Neo-Liberalizm: Neo-Liberalizm Üzerine Bir Deneme

Neo-Liberalizm: Neo-liberalizm Üzerine Bir Deneme!

Neo-liberalizm, minimalist devleti, mal ve hizmetlerin pazar payını ve uluslararası sermaye ve pazarlara açıklığı savunan ekonomik bir model anlamına gelir. Neo-liberallere, dağıtım ile birlikte ekonomik gelişme, iç piyasaların serbestleşmesi ve dışa dönük yönelim, ticaret ve kur politikaları ve iç piyasalarda mal, sermaye ve işçilik için devlet müdahalesinin azaltılması yoluyla piyasa disiplini yoluyla gerçekleşebilir. Böylece, fiyatların, faiz oranlarının ve ücretlerin piyasa disipliniyle doğal dengelerini bulmalarına izin verilir. Bu durumda gelişme, finansal piyasaların düzenlemelerinin kaldırılması ve ekonominin kısıtlı sektörlerinin özel yatırımlara açılması yoluyla gerçekleşir.

Yeni-liberaller, doğrudan ve dolaylı vergiler, kamu sektörünün özelleştirilmesi ve idare edilemeyen veya hasta firmaların tasfiyesi ve sınai lisans sisteminin ve döviz kontrollerinin tamamen imha edilmesi gibi kısıtlayıcı mevzuatın kaldırılmasını desteklemektedir. Genel olarak, tüm bu devletçi veya kontrol araçları, içe dönük ekonomiyi ihracata yönelik veya dışa dönük ekonomiyi onaylayan bir pazara bağlamaktadır.

Böyle bir pazar, ekonominin üretim, yatırım ve kapasite yaratma konularının dinamik karşılaştırmalı üstünlük sağladığı, böylece kaynak maliyetlerini en aza indirdiği ve iç pazarlardaki rekabeti artırdığı ve olası yolsuzluk kanallarını ortadan kaldırdığı bir denge büyüme yoluna doğru ilerlemesini sağlar.
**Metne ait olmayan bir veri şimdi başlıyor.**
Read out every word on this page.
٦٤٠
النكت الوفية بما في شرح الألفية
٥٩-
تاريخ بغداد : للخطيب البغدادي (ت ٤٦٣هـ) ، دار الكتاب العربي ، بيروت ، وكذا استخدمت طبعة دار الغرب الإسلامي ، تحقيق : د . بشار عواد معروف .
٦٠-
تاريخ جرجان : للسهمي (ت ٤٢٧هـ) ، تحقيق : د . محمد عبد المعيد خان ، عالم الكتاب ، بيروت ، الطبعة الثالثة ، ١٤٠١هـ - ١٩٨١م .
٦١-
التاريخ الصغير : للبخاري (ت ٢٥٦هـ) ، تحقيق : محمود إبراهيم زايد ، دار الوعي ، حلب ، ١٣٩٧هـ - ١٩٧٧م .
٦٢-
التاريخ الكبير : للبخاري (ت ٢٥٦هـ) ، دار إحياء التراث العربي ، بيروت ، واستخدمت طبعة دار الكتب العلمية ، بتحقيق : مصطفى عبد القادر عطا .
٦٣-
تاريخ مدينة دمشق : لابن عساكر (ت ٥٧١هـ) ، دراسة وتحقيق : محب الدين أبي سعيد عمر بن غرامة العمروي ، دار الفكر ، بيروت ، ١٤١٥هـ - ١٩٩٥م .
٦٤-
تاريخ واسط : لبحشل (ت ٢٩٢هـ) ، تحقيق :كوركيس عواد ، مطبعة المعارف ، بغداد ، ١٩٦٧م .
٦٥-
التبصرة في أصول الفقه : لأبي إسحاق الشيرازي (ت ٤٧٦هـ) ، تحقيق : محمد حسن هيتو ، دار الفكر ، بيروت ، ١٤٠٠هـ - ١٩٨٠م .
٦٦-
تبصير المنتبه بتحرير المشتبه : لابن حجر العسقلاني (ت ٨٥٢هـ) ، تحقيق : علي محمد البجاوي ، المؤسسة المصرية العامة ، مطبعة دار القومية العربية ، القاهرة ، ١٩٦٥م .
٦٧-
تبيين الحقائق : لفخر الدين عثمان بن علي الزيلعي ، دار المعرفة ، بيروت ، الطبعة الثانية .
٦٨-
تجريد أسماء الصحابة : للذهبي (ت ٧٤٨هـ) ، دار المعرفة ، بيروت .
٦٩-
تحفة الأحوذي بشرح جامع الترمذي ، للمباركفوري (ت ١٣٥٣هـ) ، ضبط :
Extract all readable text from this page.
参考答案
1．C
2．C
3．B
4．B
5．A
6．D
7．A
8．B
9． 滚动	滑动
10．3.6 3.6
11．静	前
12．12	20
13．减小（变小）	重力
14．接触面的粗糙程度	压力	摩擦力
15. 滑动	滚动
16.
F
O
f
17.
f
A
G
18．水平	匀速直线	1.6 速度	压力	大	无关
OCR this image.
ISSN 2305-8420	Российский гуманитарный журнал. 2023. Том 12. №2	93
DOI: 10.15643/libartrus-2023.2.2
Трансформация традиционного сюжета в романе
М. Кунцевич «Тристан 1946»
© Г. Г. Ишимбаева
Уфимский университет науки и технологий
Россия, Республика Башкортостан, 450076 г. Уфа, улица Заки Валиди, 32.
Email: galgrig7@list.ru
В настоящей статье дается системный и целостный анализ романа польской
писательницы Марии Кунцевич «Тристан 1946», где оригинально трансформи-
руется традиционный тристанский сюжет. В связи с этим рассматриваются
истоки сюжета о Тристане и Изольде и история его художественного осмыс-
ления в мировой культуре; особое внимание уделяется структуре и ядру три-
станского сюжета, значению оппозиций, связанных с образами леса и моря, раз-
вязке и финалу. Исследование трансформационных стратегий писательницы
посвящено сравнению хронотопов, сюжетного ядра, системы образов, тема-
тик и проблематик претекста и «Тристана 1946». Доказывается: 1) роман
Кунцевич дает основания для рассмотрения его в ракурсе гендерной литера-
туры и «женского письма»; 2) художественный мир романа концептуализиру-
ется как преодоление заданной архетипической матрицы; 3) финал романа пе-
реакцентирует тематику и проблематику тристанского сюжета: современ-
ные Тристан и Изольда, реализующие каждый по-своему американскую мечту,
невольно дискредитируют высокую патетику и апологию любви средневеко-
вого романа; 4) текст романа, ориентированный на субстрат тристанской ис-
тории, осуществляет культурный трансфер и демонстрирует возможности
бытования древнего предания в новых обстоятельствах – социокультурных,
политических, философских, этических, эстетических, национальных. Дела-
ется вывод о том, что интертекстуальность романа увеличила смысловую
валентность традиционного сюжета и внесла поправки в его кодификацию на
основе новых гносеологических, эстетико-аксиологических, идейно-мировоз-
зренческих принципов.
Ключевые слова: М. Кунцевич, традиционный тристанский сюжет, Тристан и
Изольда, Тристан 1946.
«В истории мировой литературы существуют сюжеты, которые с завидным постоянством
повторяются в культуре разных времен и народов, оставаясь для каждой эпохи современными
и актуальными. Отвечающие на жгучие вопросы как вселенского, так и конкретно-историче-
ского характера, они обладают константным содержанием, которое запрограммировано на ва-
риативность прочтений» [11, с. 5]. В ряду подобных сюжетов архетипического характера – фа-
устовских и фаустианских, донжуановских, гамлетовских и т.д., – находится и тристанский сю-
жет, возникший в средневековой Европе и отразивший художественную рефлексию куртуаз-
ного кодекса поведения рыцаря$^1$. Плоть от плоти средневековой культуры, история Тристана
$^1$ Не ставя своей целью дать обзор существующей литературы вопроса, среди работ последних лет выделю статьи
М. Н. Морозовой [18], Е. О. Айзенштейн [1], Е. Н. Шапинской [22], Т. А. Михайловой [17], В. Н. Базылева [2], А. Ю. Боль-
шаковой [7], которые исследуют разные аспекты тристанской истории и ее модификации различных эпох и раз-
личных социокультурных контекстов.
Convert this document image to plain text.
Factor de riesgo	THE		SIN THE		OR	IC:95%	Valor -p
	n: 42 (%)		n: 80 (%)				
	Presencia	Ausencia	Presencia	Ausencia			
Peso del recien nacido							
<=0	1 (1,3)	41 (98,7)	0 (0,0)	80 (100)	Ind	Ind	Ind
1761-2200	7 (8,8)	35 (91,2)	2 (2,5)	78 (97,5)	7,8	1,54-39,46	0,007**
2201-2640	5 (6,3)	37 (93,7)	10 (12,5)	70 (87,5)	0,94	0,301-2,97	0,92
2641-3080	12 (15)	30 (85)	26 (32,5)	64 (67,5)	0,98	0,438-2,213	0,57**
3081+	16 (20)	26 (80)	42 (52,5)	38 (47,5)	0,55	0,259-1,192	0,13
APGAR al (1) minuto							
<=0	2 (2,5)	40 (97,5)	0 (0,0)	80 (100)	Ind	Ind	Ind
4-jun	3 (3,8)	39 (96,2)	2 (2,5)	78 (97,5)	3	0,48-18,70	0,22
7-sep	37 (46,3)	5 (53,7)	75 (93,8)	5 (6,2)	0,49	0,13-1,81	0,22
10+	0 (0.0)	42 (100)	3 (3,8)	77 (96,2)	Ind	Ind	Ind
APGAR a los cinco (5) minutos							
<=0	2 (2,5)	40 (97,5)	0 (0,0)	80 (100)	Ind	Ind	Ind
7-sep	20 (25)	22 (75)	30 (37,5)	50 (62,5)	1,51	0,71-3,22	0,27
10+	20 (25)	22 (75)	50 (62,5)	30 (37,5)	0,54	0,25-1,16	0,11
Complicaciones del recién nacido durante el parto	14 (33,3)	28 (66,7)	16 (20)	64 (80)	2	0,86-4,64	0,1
Daha geniş bir politik ideolojiden çok ekonomik bir ideolojidir. 1970'lerde hükümet eyleminden uzaklaşma, bu terimin ortaya çıkmasına neden oldu; bu, ticaret engellerini ve iç piyasa kısıtlamalarını azaltmaya yönelik bir programı daha serbest piyasa kapitalist sistemine doğru bir yol olarak gösteriyor. Ekonomide belli bir dereceye kadar hükümet katılımını, özellikle bir merkez bankası ve yetenekli bir ulusal savunmaya olan ihtiyacın kabulünü kabul eder, ancak hükümet düzenlemesini mümkün olduğunca azaltmaya çalışır.

Neo-liberalizm bazen Thatcherizm ile örtüşen olarak tanımlanırken, diğerleri, ekonomistlerin Joseph Stiglitz ve Milton Friedman kadar 'neoliberal' kadar çeşitli olduğunu açıkladılar. Dahası, bu ekonomik gündem politikada liberal bir gündemle bir araya gelmek zorunda değildir: neo-liberaller çoğu zaman etik konularda veya cinsel ilişkilerde bireysel özgürlüğe abone olmazlar.

Aşırı bir örnek Şili'deki Pinochet rejimi idi, ancak bazıları Ronald Reagan, Margaret Thatcher, Tony Blair veya Gerhard Schroder'ı neo-liberal olarak sınıflandırdı. 1990'larda, birçok sosyal demokrat parti, geniş çapta özelleştirme ve açık pazarlar gibi neo-liberal ekonomik politikaları kendi seçmenlerinin dehşeti içinde bıraktı.

Bu, bu partilerin fiilen neo-liberal olmalarına neden oldu ve sık sık halk desteğinin ciddi şekilde kaybedilmesine neden oldu. Örneğin, Alman Sosyal Demokrat Partisi ve İngiliz İşçi Partisi'nin solundaki eleştirmenler onları neo-liberal politikalar izlemekle suçluyor.